Define a model, including code, data, monitoring, and post-fitting
specification. The returned mb_model is consumed by analyse() and
downstream by predict.mb_analysis() and mcmc_derive_data().
Usage
model(
x = NULL,
...,
code = NULL,
gen_inits = NULL,
random_effects = list(),
fixed = getOption("mb.fixed", "^[^e]"),
derived = character(0),
select_data = list(),
center = character(0),
scale = character(0),
modify_data = identity,
nthin = getOption("mb.nthin", 1L),
new_expr = NULL,
new_expr_vec = getOption("mb.new_expr_vec", FALSE),
modify_new_data = identity,
drops = list()
)Arguments
- x
An
mb_codeobject built withmb_code(), orNULL(the default). WhenNULL, the model code is built inline fromcode. Passing a character string or anmb_analysisis deprecated.- ...
These dots are for future extensions and must be empty.
- code
Model code (Stan or JAGS expression or string) to pass to
mb_code(). Only used whenx = NULL.- gen_inits
A single-argument function returning a named list of initial values per chain. Receives the modified data list (i.e. after
select_data, rescaling, type coercion, factor-count andnObsinjection, andmodify_data).
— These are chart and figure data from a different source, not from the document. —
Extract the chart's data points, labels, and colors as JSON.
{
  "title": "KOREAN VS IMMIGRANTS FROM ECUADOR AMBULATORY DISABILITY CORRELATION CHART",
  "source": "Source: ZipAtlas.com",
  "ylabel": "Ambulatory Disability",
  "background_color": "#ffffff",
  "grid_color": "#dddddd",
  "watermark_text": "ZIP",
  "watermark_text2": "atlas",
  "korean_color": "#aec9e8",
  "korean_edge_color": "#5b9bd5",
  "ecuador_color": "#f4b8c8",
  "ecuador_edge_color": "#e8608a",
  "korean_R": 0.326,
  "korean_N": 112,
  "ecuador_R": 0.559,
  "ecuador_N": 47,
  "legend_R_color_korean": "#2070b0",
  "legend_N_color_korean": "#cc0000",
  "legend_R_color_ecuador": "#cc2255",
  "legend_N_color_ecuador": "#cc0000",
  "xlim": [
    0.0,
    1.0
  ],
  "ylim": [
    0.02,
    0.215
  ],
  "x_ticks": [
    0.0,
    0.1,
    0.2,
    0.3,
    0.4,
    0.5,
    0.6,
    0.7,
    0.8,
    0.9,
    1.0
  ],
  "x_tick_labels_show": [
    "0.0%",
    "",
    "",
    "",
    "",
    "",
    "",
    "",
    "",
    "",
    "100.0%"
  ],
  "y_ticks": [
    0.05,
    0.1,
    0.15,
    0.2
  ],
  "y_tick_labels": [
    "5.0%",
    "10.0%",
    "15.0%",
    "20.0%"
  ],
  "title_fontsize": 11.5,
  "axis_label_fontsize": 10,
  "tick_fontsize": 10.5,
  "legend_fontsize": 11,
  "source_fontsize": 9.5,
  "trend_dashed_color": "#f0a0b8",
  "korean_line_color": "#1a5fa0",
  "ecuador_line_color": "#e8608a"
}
Returninglist()lets the backend fall back to its own defaults (JAGS samples from priors; Stan uses its random init). Non-MCMCcmdstan-*engines ignore it.- random_effects
Named list mapping parameter names in the model code to one or more grouping factor columns from
select_data. Each named factor must appear inselect_dataand must not also be inderived.- fixed
A string of a regular expression of parameter names to monitor as fixed effects.
- derived
A character vector of derived parameters to monitor.
- select_data
A named list specifying the columns to select and their expected classes and values as well as transformations and scaling options. See the select_data section of
model().- center
A character vector of the columns to center.
- scale
A character vector of the columns to scale (after centering).
- modify_data
A single argument function to modify the data (in list form) immediately prior to the analysis.
- nthin
An integer specifying the thinning interval.
- new_expr
An R expression or character string of R code defining the predictive relationships and derived quantities. See the new_expr section of
model().- new_expr_vec
Flag controlling whether to vectorise the
new_exprcode viamcmcderive::expression_vectorize(). See the new_expr section ofmodel()for safe patterns and silent fallbacks.- modify_new_data
SA single argument function to modify new data (in list form) immediately prior to calculating new_expr.
- drops
A list of character vectors naming scalar parameters to fix at 0 in the model.
Details
The data passed to analyse() is transformed through a fixed pipeline
before reaching the model code: select_data selects columns and applies
any rescaling suffixes; logical, date, and difftime columns are coerced to
numeric; one n<Factor> count is injected per factor; nObs is injected;
and finally the user's modify_data function runs against the resulting
list. gen_inits is then invoked against this same modified list, once
per chain, to seed initial values.
The monitored parameter set is the union of: names matching the fixed
regex, the names of random_effects, and derived. The default
fixed = "^[^e]" matches everything not starting with e. Names listed
in random_effects are always monitored regardless of the regex.
select_data
Named list mapping data column names to type or range specifications: 1L for integer, 1
for numeric, factor("") for factor, TRUE for logical. Where an
explicit check is wanted, use a range form such as c(0L, 100L) and
append NA to allow missing values: c(0L, 100L, NA).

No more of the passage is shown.